Photo by Matt Stensland
A swallow glides across the Yampa River in search of food Wednesday at the Chuck Lewis Wildlife Area on Routt County Road 14. The Division of Wildlife is proposing building a footbridge over the river.
Recreating in a Colorado State Wildlife Area such as the Chuck Lewis State Wildlife Area on the Yampa River south of Steamboat Springs requires a state habitat stamp.
Anyone who has purchased a Colorado fishing license already possesses a habitat stamp. People who want to use the wildlife areas to hike or pursue other forms of recreation may purchase a stamp for $10.25 at the combined U.S. Forest Service/Division of Wildlife service center on U.S. Highway 40 across from the Holiday Inn.
Of the total fee, $10 goes to acquiring more habitat and 25 cents defrays the cost of search and rescue expenses.
The fees also apply to the Service Creek Trailhead and Christina fishing area on the Elk River.
Steamboat Springs The Colorado Division of Wildlife plans to build a 120-foot-long steel footbridge over the Yampa River at the Chuck Lewis State Wildlife Area south of Steamboat Springs.
The bridge would link an existing parking lot on Routt County Road 14 with a 50-acre fishing lake created by the old Lafarge gravel pit. Access to the lake will be from the east only via the parking lot. The proposed site of the bridge is about two miles southwest of U.S. Highway 40 and Colorado Highway 131.
The 101-acre parcel surrounding the lake was acquired from Lafarge in late 2004 for a price several hundred thousand dollars less than its appraised value. The purchase was made with funding help from the Yampa River Legacy Project and Great Outdoors Colorado.

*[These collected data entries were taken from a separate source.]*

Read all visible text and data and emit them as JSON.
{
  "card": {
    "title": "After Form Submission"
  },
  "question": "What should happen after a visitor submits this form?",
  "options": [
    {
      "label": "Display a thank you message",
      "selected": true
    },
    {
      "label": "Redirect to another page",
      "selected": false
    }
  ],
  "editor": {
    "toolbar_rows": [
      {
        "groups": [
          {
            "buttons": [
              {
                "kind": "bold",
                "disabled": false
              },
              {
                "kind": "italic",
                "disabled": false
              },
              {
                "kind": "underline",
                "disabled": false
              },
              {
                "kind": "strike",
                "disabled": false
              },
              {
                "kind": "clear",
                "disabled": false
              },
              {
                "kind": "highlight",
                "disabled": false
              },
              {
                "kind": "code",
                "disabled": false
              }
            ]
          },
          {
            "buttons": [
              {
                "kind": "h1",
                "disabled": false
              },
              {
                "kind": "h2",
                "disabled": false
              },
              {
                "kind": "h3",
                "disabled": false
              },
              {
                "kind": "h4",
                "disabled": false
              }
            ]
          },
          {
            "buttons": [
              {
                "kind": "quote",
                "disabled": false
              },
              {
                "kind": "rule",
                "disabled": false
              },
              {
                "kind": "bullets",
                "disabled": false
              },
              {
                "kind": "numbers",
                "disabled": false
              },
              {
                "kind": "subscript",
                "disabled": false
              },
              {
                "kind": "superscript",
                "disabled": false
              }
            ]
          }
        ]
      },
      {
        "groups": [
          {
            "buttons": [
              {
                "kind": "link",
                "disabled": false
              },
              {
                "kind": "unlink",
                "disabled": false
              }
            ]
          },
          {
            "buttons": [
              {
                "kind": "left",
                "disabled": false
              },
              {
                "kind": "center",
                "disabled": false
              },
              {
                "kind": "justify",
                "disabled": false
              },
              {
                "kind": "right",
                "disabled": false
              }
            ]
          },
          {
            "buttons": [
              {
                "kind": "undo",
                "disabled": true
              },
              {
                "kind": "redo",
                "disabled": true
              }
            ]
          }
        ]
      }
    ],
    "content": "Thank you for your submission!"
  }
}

"I have been involved in the final plans for the bridge and trail and believe the project will be very beneficial to local and visiting anglers," District Wildlife Manager Danielle Domson wrote in a memo to the Routt County Planning Department.
Domson said a fisheries management plan has yet to be established. Without a bridge, the only legal access to the lake is by kayak or wading the river at low water.
County Planner Connie Staponski confirmed the DOW has entered the county planning process to satisfy local officials that the bridge will conform to county water body setback and floodplain regulations.
The DOW is pursuing a permit from the U.S. Army Corps of Engineers and will seek construction bids for the project.
Plans to begin construction this summer depend on receiving bids that come within the budget, Domson said.
The 6-foot-wide bridge would consist of a prefabricated steel truss pedestrian bridge, according to bid documents. It would rest on concrete footers at either end. The bridge would be built in a spot between two islands where the river channel is narrowest.
The work also would include the installation of stream bank riprap to prevent erosion and revegetation of the surrounding area. The contractor also would promise to leave any archaeological sites, burial sites or paleontology finds unearthed by construction, unharmed.
The land surrounding the lake is outside the city limits but owned by the city of Steamboat Springs. An agreement governing the acquisition calls for the DOW to manage it in perpetuity.
In recent years, Yampa Valley FlyFishers has undertaken a stream rehabilitation project along the Yampa within the boundaries of the Chuck Lewis area. The pond affords fishing and waterfowl hunting opportunities.
Staponski said county approval for the bridge is likely to be acted on at the administrative level and would not involve a public hearing.